PO:34:204 | Impact of anti-centromere antibodies on immunosuppressive therapy persistence in systemic sclerosis: a single-center case-control study

Background. Although in Systemic Sclerosis (SSc) the autoantibody profile is associated with different clinical and therapeutic phenotypes, it remains unclear whether it also affects patients’ persistence in immunosuppressive (IS) therapy. Through a case-control study, we aimed to evaluate whether the presence of specific autoantibodies is associated with a greater tendency to discontinue IS therapy in SSc patients.

Materials and Methods. We conducted a retrospective analysis on a single-center cohort of 90 patients (M/F 4/86) affected by SSc, classified according to the 2013 ACR/EULAR criteria and treated with immunosuppressive drugs (IS). Thirty ACA-positive (ACA+) patients were identified and compared with 60 ACA-negative (ACA–) patients, including anti-Scl-70+, anti-RNAP III+, and non-specific ANA+ subjects, matched 1:2 for sex and age. A descriptive analysis of clinical, demographic, and instrumental characteristics was performed at the time of IS initiation (T0). Data regarding the first IS introduced and its clinical indications were also collected. During follow-up, conducted for up to 10 years or until the last documented visit, tolerability and causes of therapy discontinuation were evaluated. Persistence was analyzed using Kaplan–Meier curves, log-rank test, and Cox regression.

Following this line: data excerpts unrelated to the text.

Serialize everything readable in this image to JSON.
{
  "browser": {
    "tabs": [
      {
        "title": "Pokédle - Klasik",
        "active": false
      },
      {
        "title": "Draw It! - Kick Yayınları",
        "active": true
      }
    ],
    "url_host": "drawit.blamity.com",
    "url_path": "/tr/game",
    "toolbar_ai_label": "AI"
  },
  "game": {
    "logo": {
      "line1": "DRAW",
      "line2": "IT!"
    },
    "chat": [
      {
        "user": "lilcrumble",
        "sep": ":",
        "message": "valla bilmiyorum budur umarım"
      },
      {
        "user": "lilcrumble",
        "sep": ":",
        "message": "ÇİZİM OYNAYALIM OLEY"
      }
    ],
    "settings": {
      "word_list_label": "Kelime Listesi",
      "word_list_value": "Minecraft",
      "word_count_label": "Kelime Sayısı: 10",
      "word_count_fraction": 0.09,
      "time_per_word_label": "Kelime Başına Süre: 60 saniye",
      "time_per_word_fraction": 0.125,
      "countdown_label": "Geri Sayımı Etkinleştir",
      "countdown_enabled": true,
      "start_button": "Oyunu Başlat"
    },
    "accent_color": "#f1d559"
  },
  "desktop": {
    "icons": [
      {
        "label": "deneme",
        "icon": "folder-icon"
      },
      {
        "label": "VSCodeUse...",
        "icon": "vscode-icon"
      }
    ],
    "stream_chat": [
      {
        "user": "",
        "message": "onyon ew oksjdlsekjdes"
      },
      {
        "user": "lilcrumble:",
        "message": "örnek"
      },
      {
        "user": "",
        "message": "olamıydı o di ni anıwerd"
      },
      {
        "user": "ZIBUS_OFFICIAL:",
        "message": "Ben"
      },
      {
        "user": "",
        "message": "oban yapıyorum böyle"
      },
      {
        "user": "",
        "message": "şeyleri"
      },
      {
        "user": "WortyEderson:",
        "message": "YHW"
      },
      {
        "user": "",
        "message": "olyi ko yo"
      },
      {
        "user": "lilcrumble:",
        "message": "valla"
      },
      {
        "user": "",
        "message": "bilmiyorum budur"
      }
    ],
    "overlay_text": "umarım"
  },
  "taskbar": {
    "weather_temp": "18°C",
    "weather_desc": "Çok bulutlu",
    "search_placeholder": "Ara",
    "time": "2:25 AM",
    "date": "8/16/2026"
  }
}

Results. Table 1 reports the clinical, demographic, and instrumental characteristics of the 90 patients at T0. Table 2 describes, at baseline, IS use and clinical indications in the two groups. During follow-up, 8 ACA+ patients (27%) discontinued therapy compared to 7 ACA– patients (12%). Among ACA+ patients, the main reasons were clinical stability (25%) and gastrointestinal intolerance (25%) (Figure 1). In the ACA– group, discontinuation mainly occurred due to malignancy (28.5%), with no cases related to clinical stability. Persistence was significantly lower in ACA+ patients compared to ACA– (log-rank test, p = 0.0163), with a marked divergence between the 2nd and 6th year (Figure 2). In Cox regression analysis, ACA positivity was significantly associated with IS discontinuation (HR 12.26; 95% CI 1.65–133.4; p = 0.014), whereas no other variable (age, disease duration, mRSS, FVC%) was significantly associated with the outcome.

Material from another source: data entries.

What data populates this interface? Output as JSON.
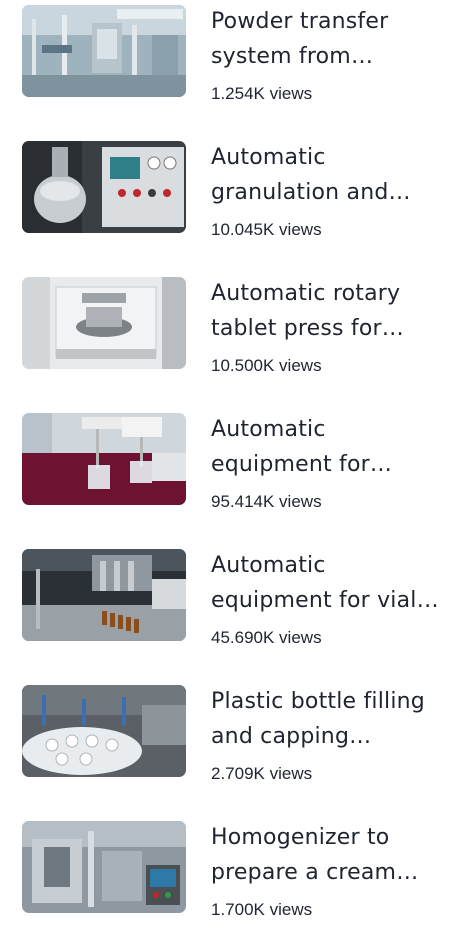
{
  "videos": [
    {
      "title": "Powder transfer system from stainless steel",
      "views": "1.254K views",
      "thumb_icon": "powder-transfer-machine-thumbnail"
    },
    {
      "title": "Automatic granulation and drying machine",
      "views": "10.045K views",
      "thumb_icon": "granulation-machine-thumbnail"
    },
    {
      "title": "Automatic rotary tablet press for pharmacy",
      "views": "10.500K views",
      "thumb_icon": "tablet-press-thumbnail"
    },
    {
      "title": "Automatic equipment for dissolution testing",
      "views": "95.414K views",
      "thumb_icon": "dissolution-tester-thumbnail"
    },
    {
      "title": "Automatic equipment for vial filling",
      "views": "45.690K views",
      "thumb_icon": "vial-filling-thumbnail"
    },
    {
      "title": "Plastic bottle filling and capping machine",
      "views": "2.709K views",
      "thumb_icon": "bottle-capping-thumbnail"
    },
    {
      "title": "Homogenizer to prepare a cream ointment",
      "views": "1.700K views",
      "thumb_icon": "homogenizer-thumbnail"
    }
  ]
}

Conclusions. In ACA+ SSc patients, persistence in immunosuppressive therapy was significantly lower than in ACA– patients, mainly due to clinical stability. ACA positivity confirmed to be an independent factor associated with early IS discontinuation. This finding suggests that in some patient subgroups, disease management may be feasible even without IS therapy, as treatment proved to have limited influence on the symptoms for which it was prescribed. These results support the potential role of serology not only in phenotypic definition but also in guiding more personalized therapeutic strategies. These preliminary data need to be validated in studies with larger sample sizes.